Вот только знали бы мы, что меры противником уже приняты.
Альтера встречала нас туманом. Сезон дождей, перемежающихся солнцем, выглядывающим на небе всего на пару часов в просвете туч, позволял днем ощутить в полной мере эффект парника, а к вечеру всю землю покрывала молочная пелена, в которой не видно было вытянутой перед собой ладони.
Наш корабль садился по приборам, с которыми постоянно сверялся пилот. Но наконец, искусственная гравитация сменилась притяжением Альтеры (к ощущению, что резко нырнул на глубину, когда отключается гравиблок, я все никак не могла привыкнуть). Мы приальтерились и, пройдя в распахнутые створки шлюза, спустились по трапу. Оказавшись на твердой поверхности, первым желанием было присесть. Разница всего в одну десятую атмосферы отдавалась небольшой слабостью в ногах, а волнение лишь усиливало ощущения. Встречающая делегация из троих мирийцев, настолько сдержанно-официальных, что их взгляд подошел бы для хранения скоропортящихся продуктов, гармонировала с пейзажем так же, как пингвин с ракетной установкой. На всю посадочную площадку, не считая нашего корабля, они оказались единственными вертикальными возвышениями.

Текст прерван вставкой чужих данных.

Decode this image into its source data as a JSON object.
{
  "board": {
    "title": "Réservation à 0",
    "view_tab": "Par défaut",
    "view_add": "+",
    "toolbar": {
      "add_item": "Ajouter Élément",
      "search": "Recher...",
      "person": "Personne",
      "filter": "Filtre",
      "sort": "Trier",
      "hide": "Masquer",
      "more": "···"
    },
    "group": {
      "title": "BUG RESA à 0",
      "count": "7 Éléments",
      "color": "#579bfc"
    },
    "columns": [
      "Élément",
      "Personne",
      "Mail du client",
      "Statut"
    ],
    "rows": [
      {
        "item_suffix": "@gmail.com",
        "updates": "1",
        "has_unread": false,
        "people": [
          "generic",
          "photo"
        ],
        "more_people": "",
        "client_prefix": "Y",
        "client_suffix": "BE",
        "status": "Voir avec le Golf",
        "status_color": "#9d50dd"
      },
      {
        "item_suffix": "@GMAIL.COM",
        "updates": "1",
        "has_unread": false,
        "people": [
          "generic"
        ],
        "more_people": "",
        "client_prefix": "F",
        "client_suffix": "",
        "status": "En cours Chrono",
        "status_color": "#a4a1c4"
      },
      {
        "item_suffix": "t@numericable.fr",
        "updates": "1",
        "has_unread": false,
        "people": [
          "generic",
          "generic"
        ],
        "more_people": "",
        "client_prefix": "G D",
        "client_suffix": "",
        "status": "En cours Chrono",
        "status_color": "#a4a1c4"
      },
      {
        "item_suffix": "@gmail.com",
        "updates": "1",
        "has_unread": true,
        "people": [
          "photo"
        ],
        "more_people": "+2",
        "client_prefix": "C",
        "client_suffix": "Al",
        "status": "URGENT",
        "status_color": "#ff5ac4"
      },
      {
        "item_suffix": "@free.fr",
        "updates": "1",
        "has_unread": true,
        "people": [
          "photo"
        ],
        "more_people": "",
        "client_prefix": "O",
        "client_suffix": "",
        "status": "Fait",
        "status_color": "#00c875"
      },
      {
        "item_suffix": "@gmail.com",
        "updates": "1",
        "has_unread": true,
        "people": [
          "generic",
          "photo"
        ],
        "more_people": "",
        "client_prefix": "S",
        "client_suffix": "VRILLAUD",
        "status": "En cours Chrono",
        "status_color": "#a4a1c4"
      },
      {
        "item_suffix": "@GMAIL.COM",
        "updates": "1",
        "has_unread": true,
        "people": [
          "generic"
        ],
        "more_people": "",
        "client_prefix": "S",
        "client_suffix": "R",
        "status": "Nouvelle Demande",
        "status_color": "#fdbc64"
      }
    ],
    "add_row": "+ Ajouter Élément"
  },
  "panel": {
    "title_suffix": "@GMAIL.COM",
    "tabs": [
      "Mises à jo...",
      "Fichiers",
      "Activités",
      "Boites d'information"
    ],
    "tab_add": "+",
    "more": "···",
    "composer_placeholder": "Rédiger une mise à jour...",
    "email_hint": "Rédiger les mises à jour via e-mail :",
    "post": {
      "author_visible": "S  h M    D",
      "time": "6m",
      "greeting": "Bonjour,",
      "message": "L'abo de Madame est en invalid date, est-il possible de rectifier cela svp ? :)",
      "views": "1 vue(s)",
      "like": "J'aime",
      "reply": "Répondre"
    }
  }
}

– А нам тут рады, – так, чтобы никто, кроме Дариша не услышал, охарактеризовала я ситуацию.
– Угу, не сомневаюсь, что у них из-за спин сейчас появится оркестр и рулон красной ковровой дорожки.
Обменявшись первыми впечатлениями, мы начали спуск.
– От лица Правящих приветствую вас на Альтере. – Произнес, сделав шаг вперед, один из трио.
Вступительная речь встречающего, по длине граничила с хамством, но танийцы проглотили эту пилюлю молча, ответили еще сдержаннее – кивками.